野分は俺の過去を知りたいだろうかと、ふとした時に考えることがある。
おそらく俺は、いつか聞かれるだろうと覚悟をしておかなければいけないのだろうけど、俺が話そうとしない限り野分から尋ねてくることはないと思う。
野分が聞いて愉快な話ではないし、あいつ自身薄々察しているかもしれない。
知ったところであいつが声を荒げて俺を罵るところなんて思い浮かばないけれど、それでも野分を傷つけてしまうのは容易に想像できる。

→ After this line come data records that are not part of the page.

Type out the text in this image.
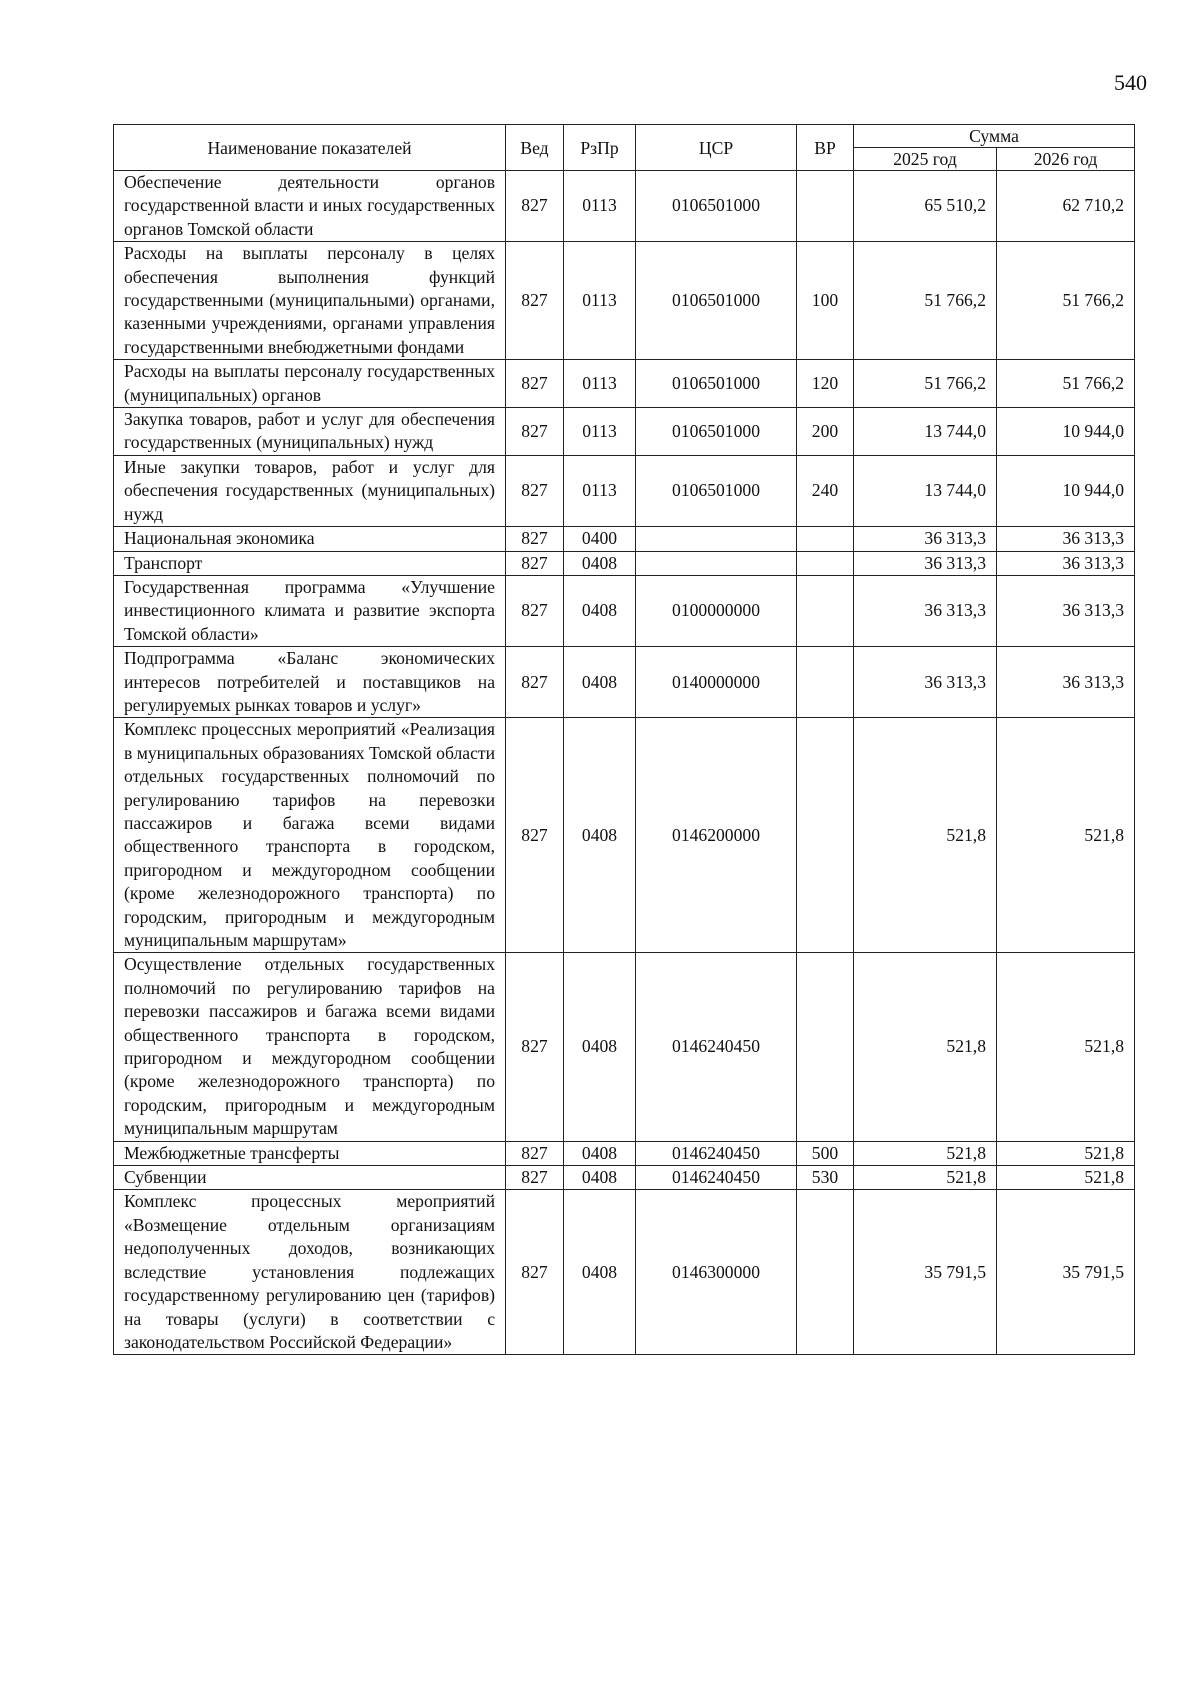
540
Наименование показателей	Вед	РзПр	ЦСР	ВР	Сумма	
					2025 год	2026 год
Обеспечение деятельности органов государственной власти и иных государственных органов Томской области	827	0113	0106501000		65 510,2	62 710,2
Расходы на выплаты персоналу в целях обеспечения выполнения функций государственными (муниципальными) органами, казенными учреждениями, органами управления государственными внебюджетными фондами	827	0113	0106501000	100	51 766,2	51 766,2
Расходы на выплаты персоналу государственных (муниципальных) органов	827	0113	0106501000	120	51 766,2	51 766,2
Закупка товаров, работ и услуг для обеспечения государственных (муниципальных) нужд	827	0113	0106501000	200	13 744,0	10 944,0
Иные закупки товаров, работ и услуг для обеспечения государственных (муниципальных) нужд	827	0113	0106501000	240	13 744,0	10 944,0
Национальная экономика	827	0400			36 313,3	36 313,3
Транспорт	827	0408			36 313,3	36 313,3
Государственная программа «Улучшение инвестиционного климата и развитие экспорта Томской области»	827	0408	0100000000		36 313,3	36 313,3
Подпрограмма «Баланс экономических интересов потребителей и поставщиков на регулируемых рынках товаров и услуг»	827	0408	0140000000		36 313,3	36 313,3
Комплекс процессных мероприятий «Реализация в муниципальных образованиях Томской области отдельных государственных полномочий по регулированию тарифов на перевозки пассажиров и багажа всеми видами общественного транспорта в городском, пригородном и междугородном сообщении (кроме железнодорожного транспорта) по городским, пригородным и междугородным муниципальным маршрутам»	827	0408	0146200000		521,8	521,8
Осуществление отдельных государственных полномочий по регулированию тарифов на перевозки пассажиров и багажа всеми видами общественного транспорта в городском, пригородном и междугородном сообщении (кроме железнодорожного транспорта) по городским, пригородным и междугородным муниципальным маршрутам	827	0408	0146240450		521,8	521,8
Межбюджетные трансферты	827	0408	0146240450	500	521,8	521,8
Субвенции	827	0408	0146240450	530	521,8	521,8
Комплекс процессных мероприятий «Возмещение отдельным организациям недополученных доходов, возникающих вследствие установления подлежащих государственному регулированию цен (тарифов) на товары (услуги) в соответствии с законодательством Российской Федерации»	827	0408	0146300000		35 791,5	35 791,5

おそらく野分は、当時の俺の苦しみをそのまま背負って傷つくことだろう。
だから、黙っているのが最もお互いにとってベストなのだとわかっている。
だけど時々、昔俺が何をしてきたかを一切合財ぶちまけたい衝動に駆られる時がある。
秋彦への報われない想いに心を荒ませ、行きずりの名前も知らない男たちに何度も身体を任せた。
挙げ句の果てに秋彦の失恋につけこんで、強引に身体を重ねた。
バカだろ?俺は。
お前はこんな男の過去も本当に欲しいのか?

野分にそう打ち明けたところで、俺はどんな台詞を期待しているのだろうと呆れてしまう。
馬鹿だった俺を許してくれとでも言うというのか。
野分が無論許すと言ってくれるだろうことを見越してそんな言葉を言うのは、自己満足の極みだ。
許せ、許す、そんな型どおりのやりとりをして過去を水に流そうするのは、どう考えても野分に対して誠実ではないやり方に思えた。
優しい野分に甘えて昔の過ちをなかったことに、などと虫のいい話である。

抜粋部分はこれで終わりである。